Bak Hawa yang mengambil buah pengetahuan tentang yang baik dan yang jahat, saudaraku yang lebih dulu mengenalnya lewat komik porno, hentai. Awalnya aku hanya melihat ia membaca, dan aku bertanya, “Komik apa tuh?” Ia pun menjawab, “Oh, baca aja.” Aku pun ikut membacanya dan perlahan memahami pola tubuh lawan jenis dari gambar-gambar tersebut. Dengan semakin intensnya membaca komik tersebut, nampaknya bukan hanya semakin tahu, namun ada nafsu yang menjalar, dan melakukan apa yang disebut masturbasi, sebelum batas usia wajar.
***
Beranjak memasuki bangku SMP, aku makin mengenal dunia pornografi secara audio visual. Sekali lagi, bukan aku yang mencari, namun aku diperkenalkan oleh teman-temanku. Bermula dari ajakan untuk kerja kelompok di rumah teman, di kala orang tua temanku juga pergi bekerja, ia mengambil koleksi video porno orang tuanya dan kami pun nobar. Kami hanya tertawa atau mengeluarkan sumpah serapah melihat adegan demi adegan, namun ketika pulang dan tidur di kasur atau memasuki kamar mandi, mungkin kami – atau hanya aku – yang masih terbayang-bayang.

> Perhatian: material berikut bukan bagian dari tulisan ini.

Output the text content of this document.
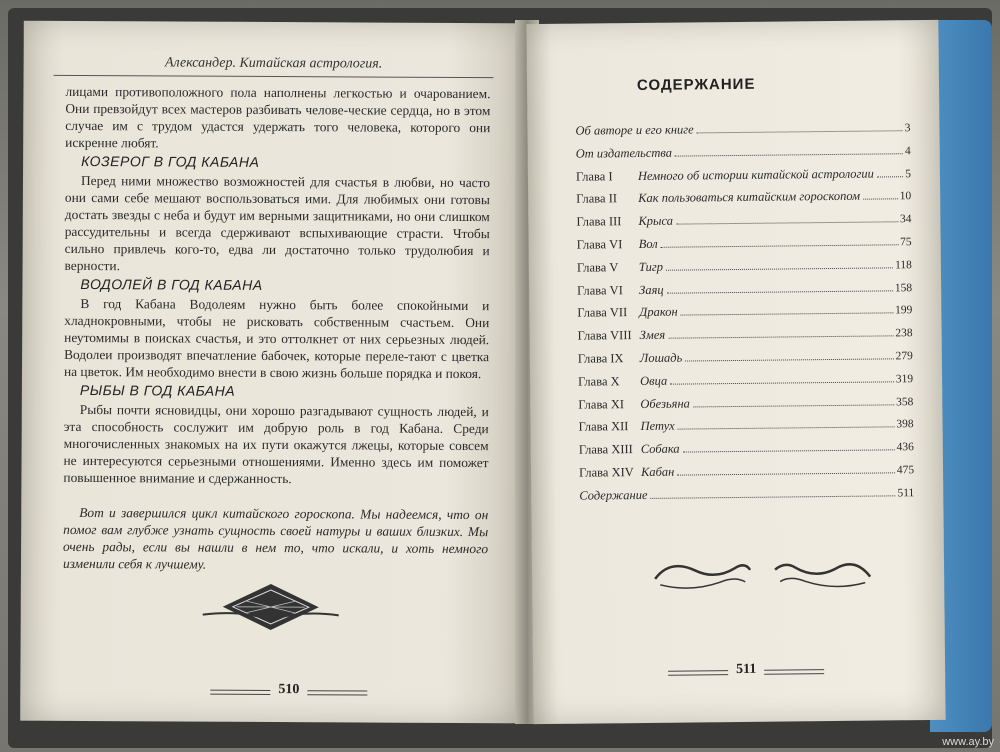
Александер. Китайская астрология.

лицами противоположного пола наполнены легкостью и очарованием. Они превзойдут всех мастеров разбивать челове-ческие сердца, но в этом случае им с трудом удастся удержать того человека, которого они искренне любят.

КОЗЕРОГ В ГОД КАБАНА

Перед ними множество возможностей для счастья в любви, но часто они сами себе мешают воспользоваться ими. Для любимых они готовы достать звезды с неба и будут им верными защитниками, но они слишком рассудительны и всегда сдерживают вспыхивающие страсти. Чтобы сильно привлечь кого-то, едва ли достаточно только трудолюбия и верности.

ВОДОЛЕЙ В ГОД КАБАНА

В год Кабана Водолеям нужно быть более спокойными и хладнокровными, чтобы не рисковать собственным счастьем. Они неутомимы в поисках счастья, и это оттолкнет от них серьезных людей. Водолеи производят впечатление бабочек, которые переле-тают с цветка на цветок. Им необходимо внести в свою жизнь больше порядка и покоя.

РЫБЫ В ГОД КАБАНА

Рыбы почти ясновидцы, они хорошо разгадывают сущность людей, и эта способность сослужит им добрую роль в год Кабана. Среди многочисленных знакомых на их пути окажутся лжецы, которые совсем не интересуются серьезными отношениями. Именно здесь им поможет повышенное внимание и сдержанность.

Вот и завершился цикл китайского гороскопа. Мы надеемся, что он помог вам глубже узнать сущность своей натуры и ваших близких. Мы очень рады, если вы нашли в нем то, что искали, и хоть немного изменили себя к лучшему.

510
СОДЕРЖАНИЕ
Об авторе и его книге	3
От издательства	4
Глава I	Немного об истории китайской астрологии	5
Глава II	Как пользоваться китайским гороскопом	10
Глава III	Крыса	34
Глава VI	Вол	75
Глава V	Тигр	118
Глава VI	Заяц	158
Глава VII Дракон	199
Глава VIII Змея	238
Глава IX	Лошадь	279
Глава X	Овца	319
Глава XI	Обезьяна	358
Глава XII Петух	398
Глава XIII Собака	436
Глава XIV Кабан	475
Содержание	511
511
www.ay.by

Di penghujung SMP dan juga memasuki masa SMA, mungkin aku termasuk cowok yang masih 'cupu' dibandingkan teman-teman lainnya. Masa tersebut, banyak teman-temanku yang berpacaran dan berlaku mesra dengan pasangannya. Tak hanya bergandengan tangan atau berpelukan, ciuman liar kadang tak sungkan dipertontonkan di hadapan umum. Bahkan untuk golongan sekolah elit, aku sendiri merasa heran, banyak diantara mereka yang bangga sudah melakukan hubungan intim bahkan membuat video, dengan kualitas 3gp kala itu. Entah menjadi Boy, sang cowok ‘cupu’ kala itu memalukan atau membanggakan, hahaha…
***
Rekor cowok ‘cupu’ yang hanya bisa menyimpan video porno di laptop pun berakhir. Ketika memasuki bangku kuliah, aku mengenal seorang perempuan yang termasuk barisan primadona kampus dan berhasil berpacaran dengannya. Singkat cerita, mungkin seperti kebanyakan anak muda yang sedang dimabuk cinta, kami pun yang sedang berada di 'puncak' menikmati asmara dengan bersetubuh.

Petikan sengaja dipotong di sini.